Screw piles, sometimes referred to as screw-piles, screw piers, screw anchors, screw foundations, ground screws, helical piles,  helical piers, or helical anchors are a steel screw-in piling and ground anchoring system used for building deep foundations.  Screw piles are typically manufactured from high-strength steel using varying sizes of tubular hollow sections for the pile or anchors shaft.

The pile shaft transfers a structure's load into the pile.  Helical steel plates are welded to the pile shaft in accordance with the intended ground conditions.  Helices can be press-formed to a specified pitch or simply consist of flat plates welded at a specified pitch to the pile's shaft. The number of helices, their diameters and position on the pile shaft as well as steel plate thickness are all determined by a combination of:

 The combined structure design load requirement
 The geotechnical parameters
 Environmental corrosion parameters
 The minimum design life of the structure being supported or restrained.

Screw pile steel shaft sections are subjected to design parameters and building codes standards for the region of manufacture.

The helices that are welded over the steel shaft are also called "helical flights" or just "flights", and can vary in size depending on surface conditions.

There are a few differences between helical anchors, helical piles and helical piers, although the terms are often used interchangeably. Helical anchors consist of an extendable steel shaft with helical bearing plates. Piles or piers refer to strong base elements that withstand or transfer vertical/horizontal loads. Anchors are piles utilized only in tension applications like restraining wall tiebacks or vertical ground anchors made to resist overturning forces.

Installation
Screw piles are wound into the ground much like a screw into wood.  Screw piles are installed using various earthmoving equipment fitted with rotary hydraulic attachments.  Machinery varies from skid-steer loaders to 5 tonne through 80 tonne excavators.  Rotary hydraulic powerheads with torque capacities ranging from 5,000 Nm to 500,000 Nm are custom fitted using various boom configurations.  Special drive attachments connect the screw pile to the machine.  Correct installation techniques are paramount to meet engineered design load and settlement outcomes.  Incorrect techniques are likely to result in poor overall pile performance.

Development

Screw piles were first described by the Irish civil engineer Alexander Mitchell in a paper in Civil Engineer and Architect's Journal in 1848; however, helical piles had been used for almost a decade by this point. Screw foundations first appeared in the 1800s  as pile foundations for lighthouses, and were extensively used for piers in harbours. Between the 1850s through 1890s, more than 100 screw-pile lighthouses were erected on the east coast of the United States using screw piles. Made originally from cast or wrought iron, they had limited bearing and tension capacities.

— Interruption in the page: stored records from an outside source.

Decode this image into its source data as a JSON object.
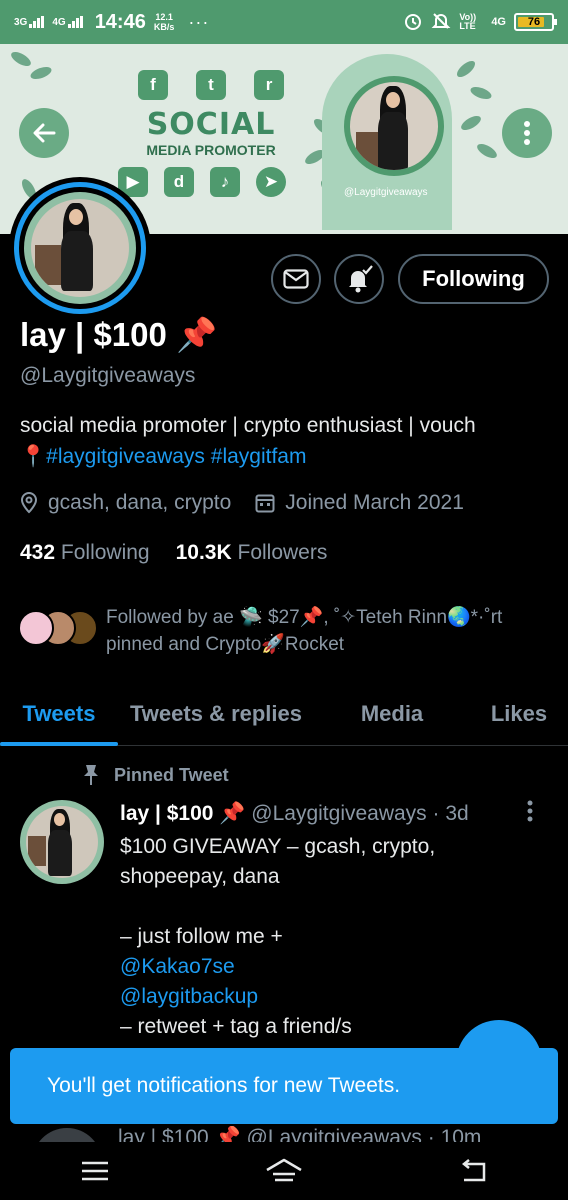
{
  "status_bar": {
    "net1": "3G",
    "net2": "4G",
    "time": "14:46",
    "speed_value": "12.1",
    "speed_unit": "KB/s",
    "more": "···",
    "volte": "Vo)) LTE",
    "net3": "4G",
    "battery": "76",
    "battery_color": "#e8b923"
  },
  "banner": {
    "title_line1": "SOCIAL",
    "title_line2": "MEDIA PROMOTER",
    "handle": "@Laygitgiveaways",
    "top_icons": [
      "f",
      "t",
      "r"
    ],
    "bottom_icons": [
      "▶",
      "d",
      "♪",
      "➤"
    ]
  },
  "profile": {
    "name": "lay | $100 📌",
    "handle": "@Laygitgiveaways",
    "bio_text": "social media promoter | crypto enthusiast | vouch",
    "bio_pin": "📍",
    "bio_tag1": "#laygitgiveaways",
    "bio_tag2": "#laygitfam",
    "location": "gcash, dana, crypto",
    "joined": "Joined March 2021",
    "following_count": "432",
    "following_label": "Following",
    "followers_count": "10.3K",
    "followers_label": "Followers",
    "followed_by": "Followed by ae 🛸 $27📌, ˚✧Teteh Rinn🌏*·˚rt pinned and Crypto🚀Rocket",
    "follow_button": "Following",
    "accent": "#1d9bf0"
  },
  "tabs": [
    {
      "label": "Tweets"
    },
    {
      "label": "Tweets & replies"
    },
    {
      "label": "Media"
    },
    {
      "label": "Likes"
    }
  ],
  "tweet": {
    "pinned_label": "Pinned Tweet",
    "author": "lay | $100 📌",
    "handle_time": "@Laygitgiveaways · 3d",
    "line1": "$100 GIVEAWAY – gcash, crypto,",
    "line2": "shopeepay, dana",
    "line3": "– just follow me +",
    "mention1": "@Kakao7se",
    "mention2": "@laygitbackup",
    "line4": "– retweet + tag a friend/s"
  },
  "peek_tweet": {
    "text": "lay | $100 📌 @Laygitgiveaways · 10m"
  },
  "toast": {
    "text": "You'll get notifications for new Tweets."
  }
}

More recently, composite technology has been developed and patented for use in small screw piles.  Composites offer significant advantages over steel in small screw pile manufacture and installed performance.

Modern use and benefits
Screw pile are used extensively, and their usage has extended from lighthouses to rail, telecommunications, roads, and numerous other industries where fast installation is required, or building work takes place close to existing structures.

Screw pile installations have also extended to residential applications, with many homeowners choosing a screw pile over other options. Some common applications for helical pile foundations include residential decks, sheds, cement pads, preformed stairs and grade beams.

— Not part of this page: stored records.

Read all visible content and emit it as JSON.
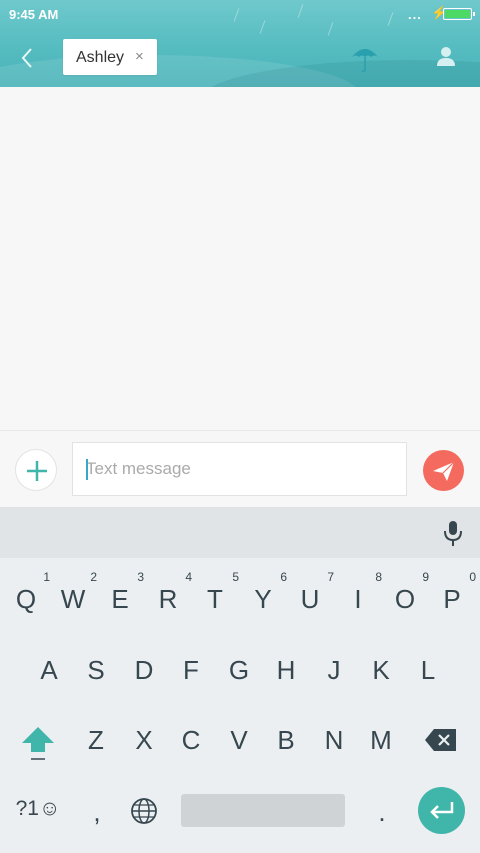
{
  "status_bar": {
    "time": "9:45 AM",
    "dots": "...",
    "bolt": "⚡"
  },
  "header": {
    "recipient": "Ashley",
    "remove_glyph": "×"
  },
  "composer": {
    "placeholder": "Text message"
  },
  "keyboard": {
    "row1": [
      {
        "label": "Q",
        "num": "1"
      },
      {
        "label": "W",
        "num": "2"
      },
      {
        "label": "E",
        "num": "3"
      },
      {
        "label": "R",
        "num": "4"
      },
      {
        "label": "T",
        "num": "5"
      },
      {
        "label": "Y",
        "num": "6"
      },
      {
        "label": "U",
        "num": "7"
      },
      {
        "label": "I",
        "num": "8"
      },
      {
        "label": "O",
        "num": "9"
      },
      {
        "label": "P",
        "num": "0"
      }
    ],
    "row2": [
      "A",
      "S",
      "D",
      "F",
      "G",
      "H",
      "J",
      "K",
      "L"
    ],
    "row3": [
      "Z",
      "X",
      "C",
      "V",
      "B",
      "N",
      "M"
    ],
    "symbols_label": "?1☺",
    "comma": ",",
    "period": "."
  },
  "colors": {
    "accent": "#55bcc0",
    "send": "#f46a5e",
    "enter": "#3fb6a9",
    "keytext": "#37474f"
  }
}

Modern screw pile design is based on standard structural and geotechnical principles. Screw pile designers typically use their own design software which has been developed through field testing of differing compression pile and tension anchor configurations in various soil profiles.  Corrosion is addressed based on extended field trials, combined with worldwide databases on steel in ground corrosion. Modern screw pile load capacities are in excess of . Large load capacity screw piles may have various components such as flat half helices, Bisalloy cutting tips and helices, cap plates or re-bar interfaces for connection to various concrete or steel structures.

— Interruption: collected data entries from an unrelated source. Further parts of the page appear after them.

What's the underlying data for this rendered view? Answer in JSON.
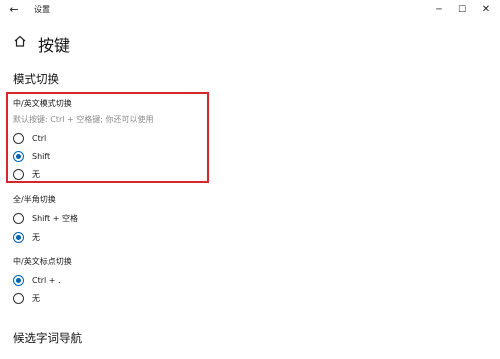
{
  "window": {
    "title": "设置",
    "controls": {
      "minimize": "─",
      "maximize": "☐",
      "close": "✕"
    }
  },
  "page": {
    "title": "按键"
  },
  "sections": {
    "mode_switch": {
      "heading": "模式切换"
    },
    "candidate_nav": {
      "heading": "候选字词导航"
    }
  },
  "groups": {
    "cn_en_switch": {
      "label": "中/英文模式切换",
      "description": "默认按键: Ctrl + 空格键; 你还可以使用",
      "options": [
        "Ctrl",
        "Shift",
        "无"
      ],
      "selected": "Shift"
    },
    "full_half_switch": {
      "label": "全/半角切换",
      "options": [
        "Shift + 空格",
        "无"
      ],
      "selected": "无"
    },
    "punct_switch": {
      "label": "中/英文标点切换",
      "options": [
        "Ctrl + .",
        "无"
      ],
      "selected": "Ctrl + ."
    }
  },
  "colors": {
    "accent": "#0063b1",
    "highlight_border": "#d4282c"
  },
  "icons": {
    "back": "back-arrow-icon",
    "home": "home-icon"
  }
}
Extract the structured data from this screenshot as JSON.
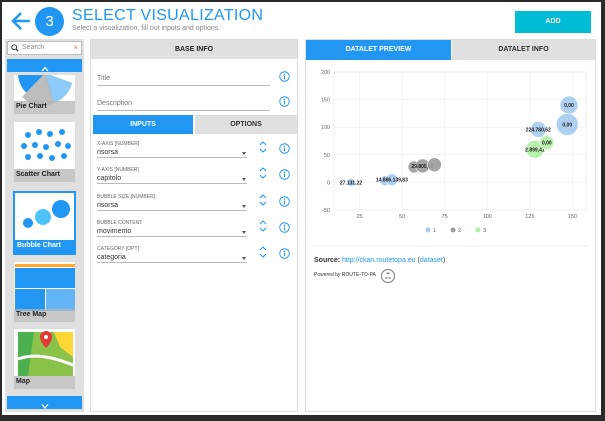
{
  "header": {
    "step": "3",
    "title": "SELECT VISUALIZATION",
    "subtitle": "Select a visualization, fill out inputs and options.",
    "add_label": "ADD"
  },
  "sidebar": {
    "search_placeholder": "Search",
    "search_clear": "×",
    "items": [
      {
        "label": "Pie Chart"
      },
      {
        "label": "Scatter Chart"
      },
      {
        "label": "Bubble Chart"
      },
      {
        "label": "Tree Map"
      },
      {
        "label": "Map"
      }
    ],
    "selected": "Bubble Chart"
  },
  "base_info": {
    "header": "BASE INFO",
    "title_placeholder": "Title",
    "description_placeholder": "Description"
  },
  "tabs": {
    "inputs": "INPUTS",
    "options": "OPTIONS"
  },
  "inputs": [
    {
      "label": "X-AXIS [NUMBER]",
      "value": "risorsa"
    },
    {
      "label": "Y-AXIS [NUMBER]",
      "value": "capitolo"
    },
    {
      "label": "BUBBLE SIZE [NUMBER]",
      "value": "risorsa"
    },
    {
      "label": "BUBBLE CONTENT",
      "value": "movimento"
    },
    {
      "label": "CATEGORY [OPT]",
      "value": "categoria"
    }
  ],
  "right_tabs": {
    "preview": "DATALET PREVIEW",
    "info": "DATALET INFO"
  },
  "chart_data": {
    "type": "scatter",
    "x_ticks": [
      "25",
      "50",
      "75",
      "100",
      "125",
      "150"
    ],
    "y_ticks": [
      "200",
      "150",
      "100",
      "50",
      "0",
      "-50"
    ],
    "xlim": [
      10,
      158
    ],
    "ylim": [
      -50,
      200
    ],
    "series": [
      {
        "name": "1",
        "color": "#a9cdef",
        "points": [
          {
            "x": 20,
            "y": 0,
            "r": 4,
            "label": "27.131,22"
          },
          {
            "x": 40,
            "y": 3,
            "r": 5,
            "label": ""
          },
          {
            "x": 44,
            "y": 5,
            "r": 6,
            "label": "14.886.139,83"
          },
          {
            "x": 130,
            "y": 96,
            "r": 8,
            "label": "224.780,62"
          },
          {
            "x": 148,
            "y": 140,
            "r": 9,
            "label": "0,00"
          },
          {
            "x": 147,
            "y": 105,
            "r": 11,
            "label": "0,00"
          }
        ]
      },
      {
        "name": "2",
        "color": "#9e9e9e",
        "points": [
          {
            "x": 57,
            "y": 28,
            "r": 6,
            "label": ""
          },
          {
            "x": 62,
            "y": 30,
            "r": 7,
            "label": "29.805,16"
          },
          {
            "x": 69,
            "y": 32,
            "r": 7,
            "label": ""
          }
        ]
      },
      {
        "name": "3",
        "color": "#b2f0a8",
        "points": [
          {
            "x": 128,
            "y": 60,
            "r": 9,
            "label": "2.899,41"
          },
          {
            "x": 135,
            "y": 72,
            "r": 7,
            "label": "0,00"
          }
        ]
      }
    ]
  },
  "source": {
    "label": "Source:",
    "url": "http://ckan.routetopa.eu",
    "open_paren": "(",
    "dataset": "dataset",
    "close_paren": ")"
  },
  "powered_by": "Powered by ROUTE-TO-PA",
  "rtp_logo": "RTP",
  "colors": {
    "accent": "#2196f3",
    "add_button": "#00bcd4"
  }
}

Most industries use screw piling experts due to the cost efficiencies and, increasingly, the reduced environmental impact. "Screwing" the foundations into the ground means that there is less soil displacement so excess soil does not need to be transported from the site, saving on transportation costs and reducing the carbon footprint of the project.

The main benefits of screw pile include: shorter project times, ease of installation, ease of access, reduction of the carbon footprint, ease of removal when the foundations are no longer required, reduced risk to the workforce, and reduced costs.

They are also suitable for both tensile and compression loads, so they are also used for masts, signs, and retaining structures.